Once a company has defined mitigation strategies, there are a number of tasks and resources that need to be assigned to implement, as well as developing the rest of the Business Continuity Plan.
First, it is necessary to ensure the risk mitigation strategies will be properly implemented which may require creating project plans to address any new initiatives needed to undertake in order to meet risk mitigation requirements. A company will want to develop a work breakdown structure, tasks, resources, and timelines.
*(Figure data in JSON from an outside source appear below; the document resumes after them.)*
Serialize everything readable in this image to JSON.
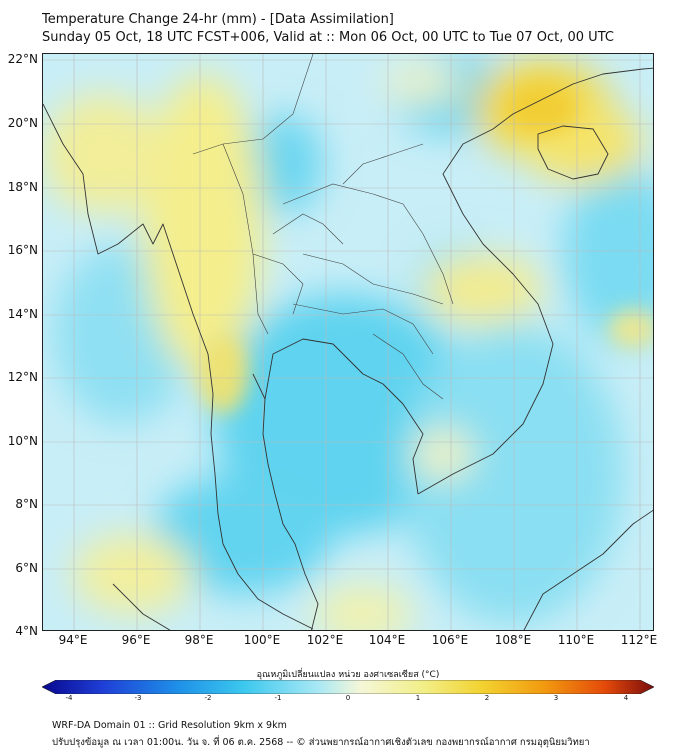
{
  "header": {
    "title_line1": "Temperature Change 24-hr (mm) - [Data Assimilation]",
    "title_line2": "Sunday 05 Oct, 18 UTC FCST+006, Valid at :: Mon 06 Oct, 00 UTC to Tue 07 Oct, 00 UTC"
  },
  "map": {
    "lat_ticks": [
      "22°N",
      "20°N",
      "18°N",
      "16°N",
      "14°N",
      "12°N",
      "10°N",
      "8°N",
      "6°N",
      "4°N"
    ],
    "lon_ticks": [
      "94°E",
      "96°E",
      "98°E",
      "100°E",
      "102°E",
      "104°E",
      "106°E",
      "108°E",
      "110°E",
      "112°E"
    ],
    "lat_range": [
      4,
      22.2
    ],
    "lon_range": [
      93,
      112.5
    ]
  },
  "colorbar": {
    "label": "อุณหภูมิเปลี่ยนแปลง หน่วย องศาเซลเซียส (°C)",
    "ticks": [
      "-4",
      "-3",
      "-2",
      "-1",
      "0",
      "1",
      "2",
      "3",
      "4"
    ],
    "range": [
      -4,
      4
    ],
    "colors": [
      "#08088f",
      "#1f3fd6",
      "#1e8fe8",
      "#3cc8ee",
      "#a8e8f5",
      "#f4f7d8",
      "#f2ef8a",
      "#f2d230",
      "#f29a10",
      "#e44a0a",
      "#7a0c0c"
    ]
  },
  "footer": {
    "line1": "WRF-DA Domain 01 :: Grid Resolution 9km x 9km",
    "line2": "ปรับปรุงข้อมูล ณ เวลา 01:00น. วัน จ. ที่ 06 ต.ค. 2568 -- © ส่วนพยากรณ์อากาศเชิงตัวเลข กองพยากรณ์อากาศ กรมอุตุนิยมวิทยา"
  }
}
Other tasks will have to do with defining your Business Continuity/Disaster Recovery teams, roles, and responsibilities, defining plan phase triggers, and gathering additional data.
The following is a list of tasks related to major activities including alternate sites and contracting for outside Business Continuity/Disaster Recovery services.
1) Identify high-level tasks (i.e. “test security settings”)
2) Break large tasks into smaller tasks until the work unit is manageable
3) Define duration or deadlines
4) Identify milestones
5) Assign task owners
6) Define task resources and other task requirements
7) Identify technical and functional requirements for task, if any
8) Define completion criteria for each task
9) Identify internal and external dependencies
There may be other tasks and resources necessary, but this is a solid starting list for developing tasks, budgets, timelines, dependencies, and constraints for Business Continuity/Disaster Recovery activities in the plan.